Suivons l’enchaînement des faits. Le maréchal de Mac-Mahon a été très correct. Il a chargé M. Dufaure de constituer un cabinet. M. Ricard, M. Waddington, M. Léon Say en font partie[1]. C’est le centre gauche qui arrive aux affaires. Il y arrive avec la mission de protéger l’œuvre constitutionnelle du 25 février 1875. Le devoir de la chambre est de l’y aider ; c’est le devoir aussi de M. Gambetta. Les circonstances lui apportent, une fois de plus, l’occasion de servir utilement son pays, qu’il a tant agité, et la république, qu’il a compromise le 24 mai 1873. Il ne saurait oublier que la constitution est menacée, à la chambre même, par une opposition de 200 membres ; qu’au sénat, les trois fractions de gauche sont en minorité ; que le cabinet du 10 mars représente tout ce que la chambre haute, la présidence et la majorité du pays peuvent supporter de république. S’il était sincère dans son rôle d’opportuniste, il s’emploierait aujourd’hui à défendre contre les menées de la coalition ces lois constitutionnelles dont il vantait, il y a un an, à Belleville l’excellence et les bienfaits.

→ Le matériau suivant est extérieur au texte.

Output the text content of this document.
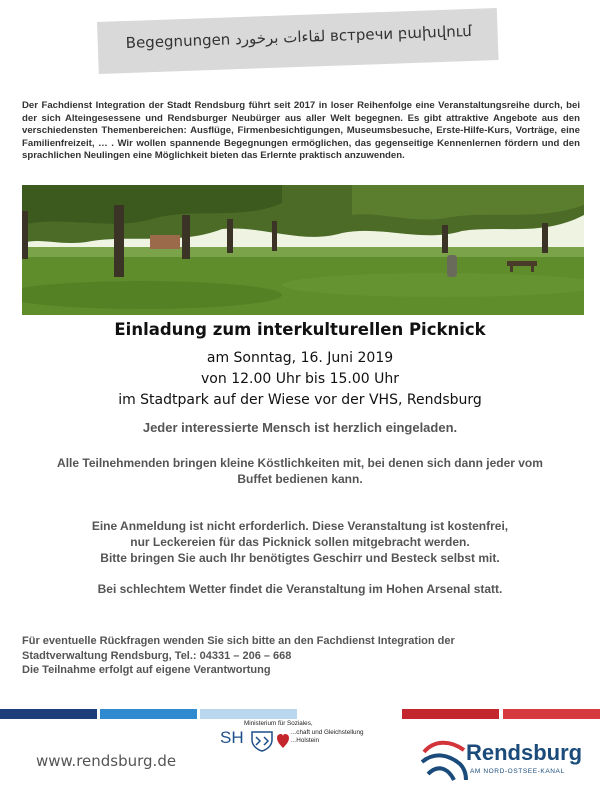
Begegnungen لقاءات برخورد встречи բախվում
Der Fachdienst Integration der Stadt Rendsburg führt seit 2017 in loser Reihenfolge eine Veranstaltungsreihe durch, bei der sich Alteingesessene und Rendsburger Neubürger aus aller Welt begegnen. Es gibt attraktive Angebote aus den verschiedensten Themenbereichen: Ausflüge, Firmenbesichtigungen, Museumsbesuche, Erste-Hilfe-Kurs, Vorträge, eine Familienfreizeit, … . Wir wollen spannende Begegnungen ermöglichen, das gegenseitige Kennenlernen fördern und den sprachlichen Neulingen eine Möglichkeit bieten das Erlernte praktisch anzuwenden.
Einladung zum interkulturellen Picknick
am Sonntag, 16. Juni 2019
von 12.00 Uhr bis 15.00 Uhr
im Stadtpark auf der Wiese vor der VHS, Rendsburg
Jeder interessierte Mensch ist herzlich eingeladen.
Alle Teilnehmenden bringen kleine Köstlichkeiten mit, bei denen sich dann jeder vom
Buffet bedienen kann.
Eine Anmeldung ist nicht erforderlich. Diese Veranstaltung ist kostenfrei,
nur Leckereien für das Picknick sollen mitgebracht werden.
Bitte bringen Sie auch Ihr benötigtes Geschirr und Besteck selbst mit.
Bei schlechtem Wetter findet die Veranstaltung im Hohen Arsenal statt.
Für eventuelle Rückfragen wenden Sie sich bitte an den Fachdienst Integration der
Stadtverwaltung Rendsburg, Tel.: 04331 – 206 – 668
Die Teilnahme erfolgt auf eigene Verantwortung
www.rendsburg.de
SH
Ministerium für Soziales,
…chaft und Gleichstellung
…Holstein	Rendsburg
AM NORD-OSTSEE-KANAL
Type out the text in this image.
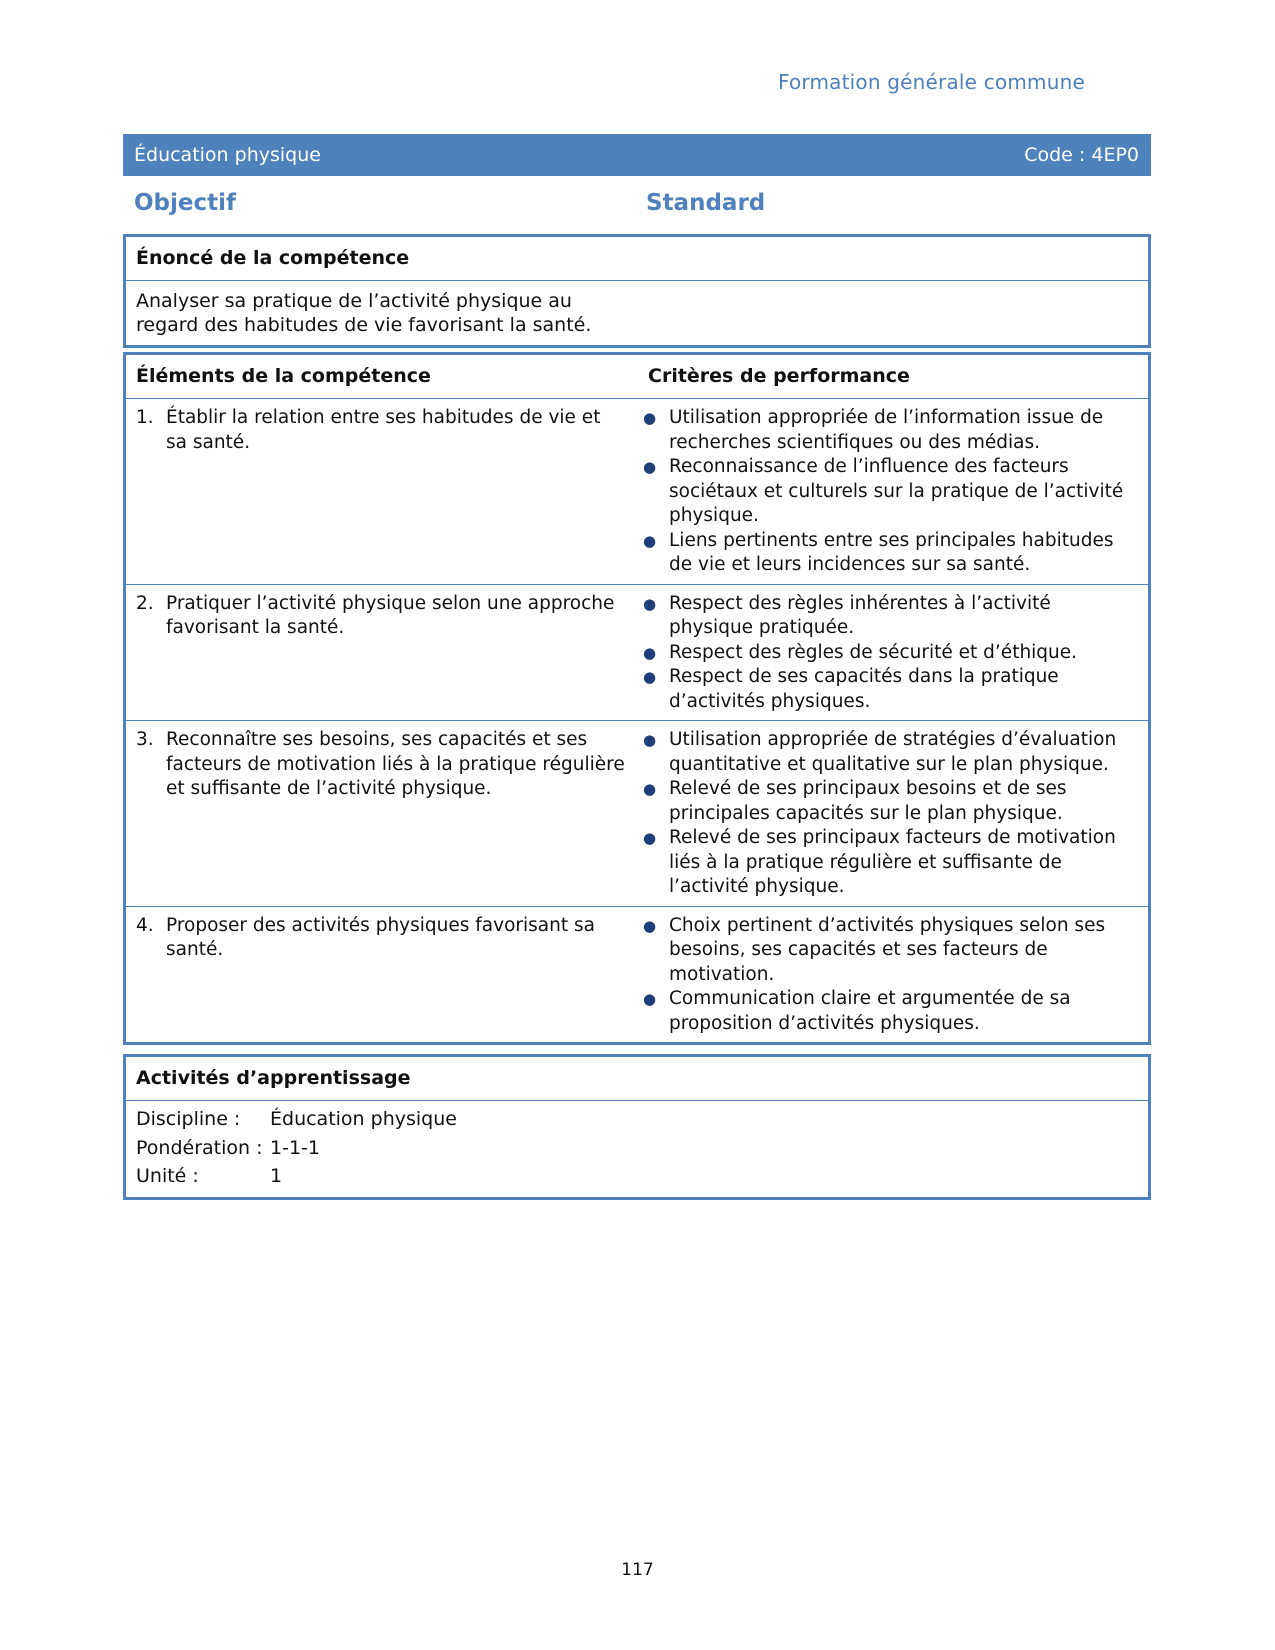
Formation générale commune
Éducation physique	Code : 4EP0
Objectif	Standard
Énoncé de la compétence
Analyser sa pratique de l’activité physique au regard des habitudes de vie favorisant la santé.
Éléments de la compétence	Critères de performance
1. Établir la relation entre ses habitudes de vie et sa santé.
● Utilisation appropriée de l’information issue de recherches scientifiques ou des médias.
● Reconnaissance de l’influence des facteurs sociétaux et culturels sur la pratique de l’activité physique.
● Liens pertinents entre ses principales habitudes de vie et leurs incidences sur sa santé.
2. Pratiquer l’activité physique selon une approche favorisant la santé.
● Respect des règles inhérentes à l’activité physique pratiquée.
● Respect des règles de sécurité et d’éthique.
● Respect de ses capacités dans la pratique d’activités physiques.
3. Reconnaître ses besoins, ses capacités et ses facteurs de motivation liés à la pratique régulière et suffisante de l’activité physique.
● Utilisation appropriée de stratégies d’évaluation quantitative et qualitative sur le plan physique.
● Relevé de ses principaux besoins et de ses principales capacités sur le plan physique.
● Relevé de ses principaux facteurs de motivation liés à la pratique régulière et suffisante de l’activité physique.
4. Proposer des activités physiques favorisant sa santé.
● Choix pertinent d’activités physiques selon ses besoins, ses capacités et ses facteurs de motivation.
● Communication claire et argumentée de sa proposition d’activités physiques.
Activités d’apprentissage
Discipline :	Éducation physique
Pondération : 1-1-1
Unité :	1
117
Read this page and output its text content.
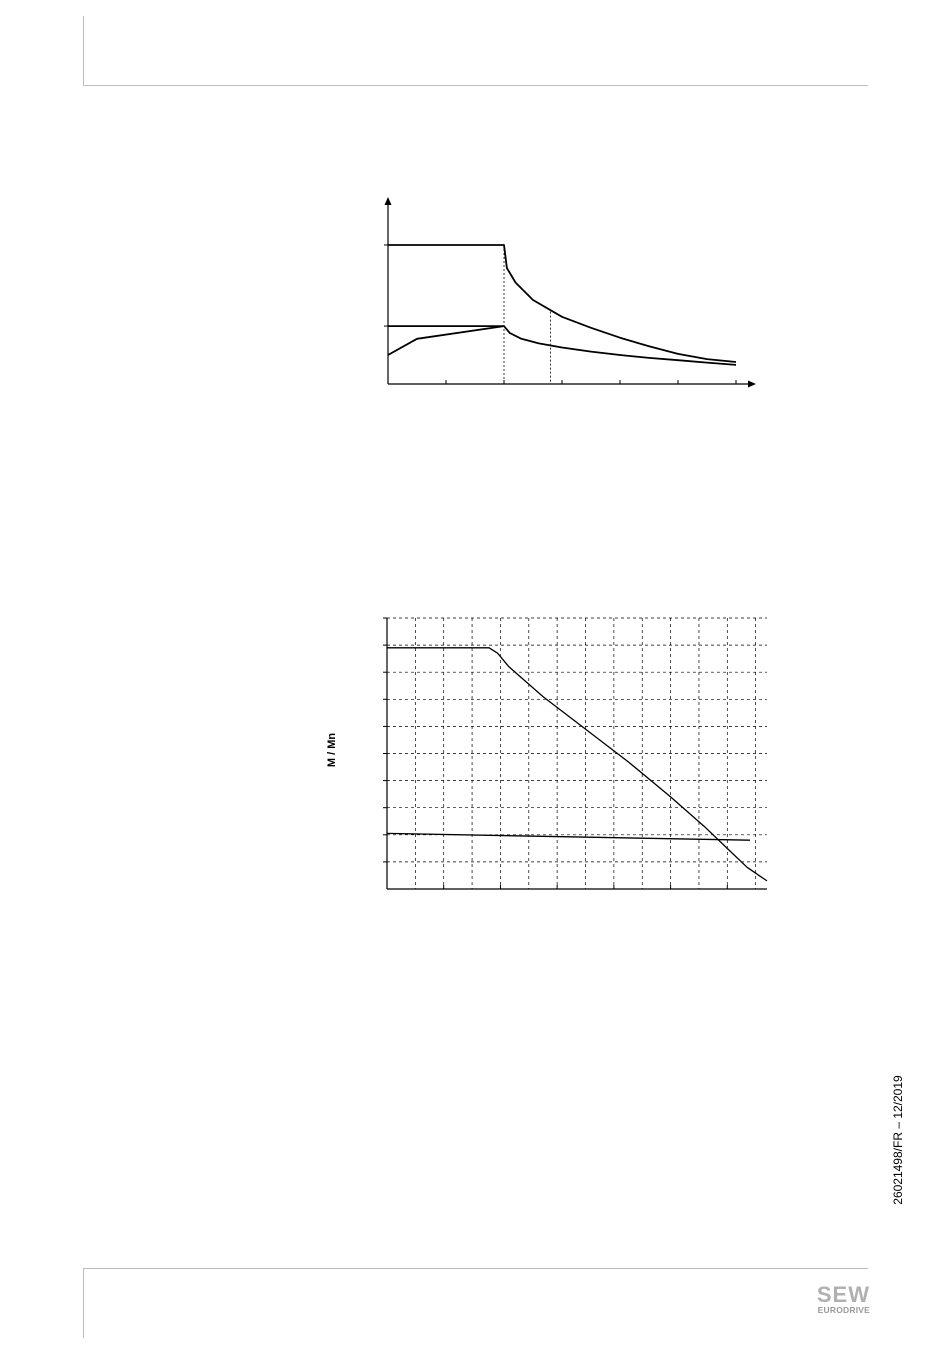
M / Mn
26021498/FR – 12/2019
SEW
EURODRIVE
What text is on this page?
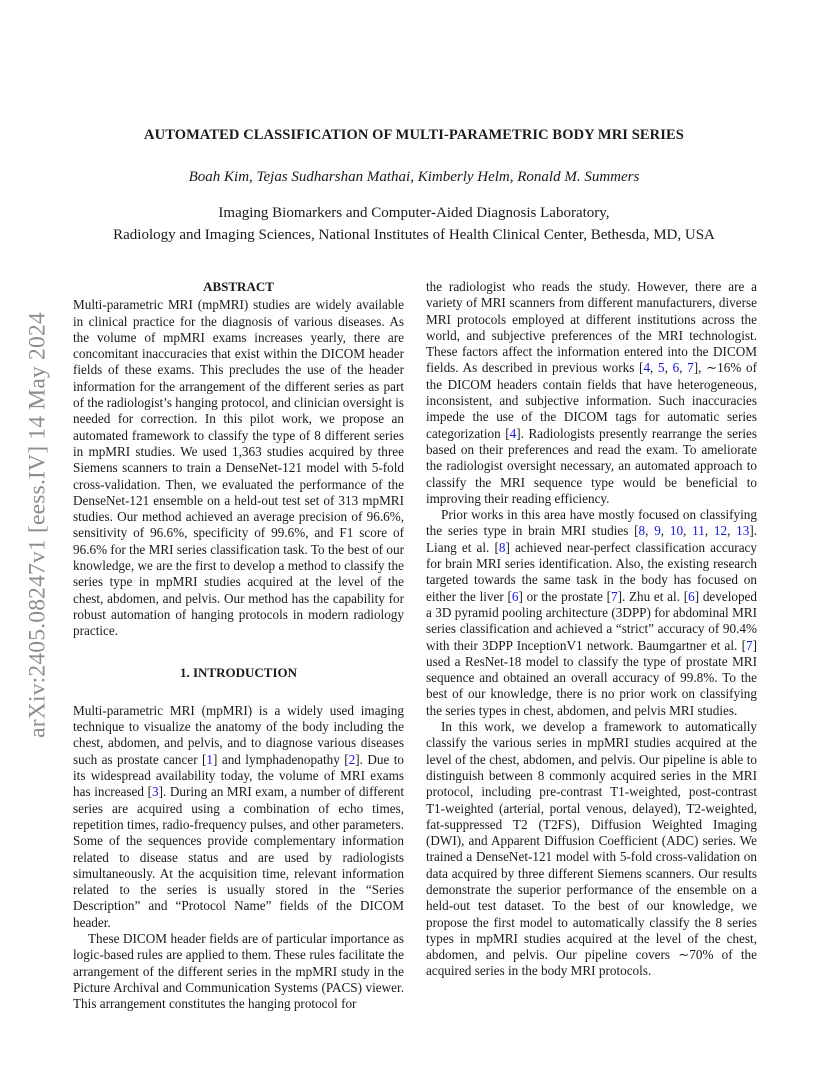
arXiv:2405.08247v1 [eess.IV] 14 May 2024
AUTOMATED CLASSIFICATION OF MULTI-PARAMETRIC BODY MRI SERIES
Boah Kim, Tejas Sudharshan Mathai, Kimberly Helm, Ronald M. Summers
Imaging Biomarkers and Computer-Aided Diagnosis Laboratory,
Radiology and Imaging Sciences, National Institutes of Health Clinical Center, Bethesda, MD, USA
ABSTRACT

Multi-parametric MRI (mpMRI) studies are widely available in clinical practice for the diagnosis of various diseases. As the volume of mpMRI exams increases yearly, there are concomitant inaccuracies that exist within the DICOM header fields of these exams. This precludes the use of the header information for the arrangement of the different series as part of the radiologist’s hanging protocol, and clinician oversight is needed for correction. In this pilot work, we propose an automated framework to classify the type of 8 different series in mpMRI studies. We used 1,363 studies acquired by three Siemens scanners to train a DenseNet-121 model with 5-fold cross-validation. Then, we evaluated the performance of the DenseNet-121 ensemble on a held-out test set of 313 mpMRI studies. Our method achieved an average precision of 96.6%, sensitivity of 96.6%, specificity of 99.6%, and F1 score of 96.6% for the MRI series classification task. To the best of our knowledge, we are the first to develop a method to classify the series type in mpMRI studies acquired at the level of the chest, abdomen, and pelvis. Our method has the capability for robust automation of hanging protocols in modern radiology practice.

1. INTRODUCTION

Multi-parametric MRI (mpMRI) is a widely used imaging technique to visualize the anatomy of the body including the chest, abdomen, and pelvis, and to diagnose various diseases such as prostate cancer [1] and lymphadenopathy [2]. Due to its widespread availability today, the volume of MRI exams has increased [3]. During an MRI exam, a number of different series are acquired using a combination of echo times, repetition times, radio-frequency pulses, and other parameters. Some of the sequences provide complementary information related to disease status and are used by radiologists simultaneously. At the acquisition time, relevant information related to the series is usually stored in the “Series Description” and “Protocol Name” fields of the DICOM header.

These DICOM header fields are of particular importance as logic-based rules are applied to them. These rules facilitate the arrangement of the different series in the mpMRI study in the Picture Archival and Communication Systems (PACS) viewer. This arrangement constitutes the hanging protocol for

the radiologist who reads the study. However, there are a variety of MRI scanners from different manufacturers, diverse MRI protocols employed at different institutions across the world, and subjective preferences of the MRI technologist. These factors affect the information entered into the DICOM fields. As described in previous works [4, 5, 6, 7], ∼16% of the DICOM headers contain fields that have heterogeneous, inconsistent, and subjective information. Such inaccuracies impede the use of the DICOM tags for automatic series categorization [4]. Radiologists presently rearrange the series based on their preferences and read the exam. To ameliorate the radiologist oversight necessary, an automated approach to classify the MRI sequence type would be beneficial to improving their reading efficiency.

Prior works in this area have mostly focused on classifying the series type in brain MRI studies [8, 9, 10, 11, 12, 13]. Liang et al. [8] achieved near-perfect classification accuracy for brain MRI series identification. Also, the existing research targeted towards the same task in the body has focused on either the liver [6] or the prostate [7]. Zhu et al. [6] developed a 3D pyramid pooling architecture (3DPP) for abdominal MRI series classification and achieved a “strict” accuracy of 90.4% with their 3DPP InceptionV1 network. Baumgartner et al. [7] used a ResNet-18 model to classify the type of prostate MRI sequence and obtained an overall accuracy of 99.8%. To the best of our knowledge, there is no prior work on classifying the series types in chest, abdomen, and pelvis MRI studies.

In this work, we develop a framework to automatically classify the various series in mpMRI studies acquired at the level of the chest, abdomen, and pelvis. Our pipeline is able to distinguish between 8 commonly acquired series in the MRI protocol, including pre-contrast T1-weighted, post-contrast T1-weighted (arterial, portal venous, delayed), T2-weighted, fat-suppressed T2 (T2FS), Diffusion Weighted Imaging (DWI), and Apparent Diffusion Coefficient (ADC) series. We trained a DenseNet-121 model with 5-fold cross-validation on data acquired by three different Siemens scanners. Our results demonstrate the superior performance of the ensemble on a held-out test dataset. To the best of our knowledge, we propose the first model to automatically classify the 8 series types in mpMRI studies acquired at the level of the chest, abdomen, and pelvis. Our pipeline covers ∼70% of the acquired series in the body MRI protocols.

Si l’opportunisme n’était pas une hypocrite formule sous laquelle il abrite ses ambitieux desseins et ses coupables menées, il seconderait dans la chambre l’œuvre, bien difficile en présence d’une formidable opposition, qu’entreprennent M. Dufaure et le centre gauche de pacifier le pays ; il la seconderait jusqu’au jour où la confiance générale du parlement et de la nation lui offrirait le pouvoir comme une récompense et non pas comme un fardeau. Mais sa personnalité ne s’effacera pas un instant. On lui a refusé la réunion plénière, la présidence des trois gauches, la direction de leur politique. M. Dufaure et, après lui, M. Jules Simon[2], éprouveront ses ressentimens. Le 16 mai sortit de ces conflits. Qu’on suppose le ministère Dufaure, plus tard le ministère Jules Simon, soutenus par la chambre dans leur lutte de tous les jours, et contre la majorité du sénat, et contre les intrigues de l’Elysée, qui eût osé tenter le 16 mai ? Les piqûres

  1. Cabinet du 10 mars.
  2. Cabinet du 2 décembre 1876.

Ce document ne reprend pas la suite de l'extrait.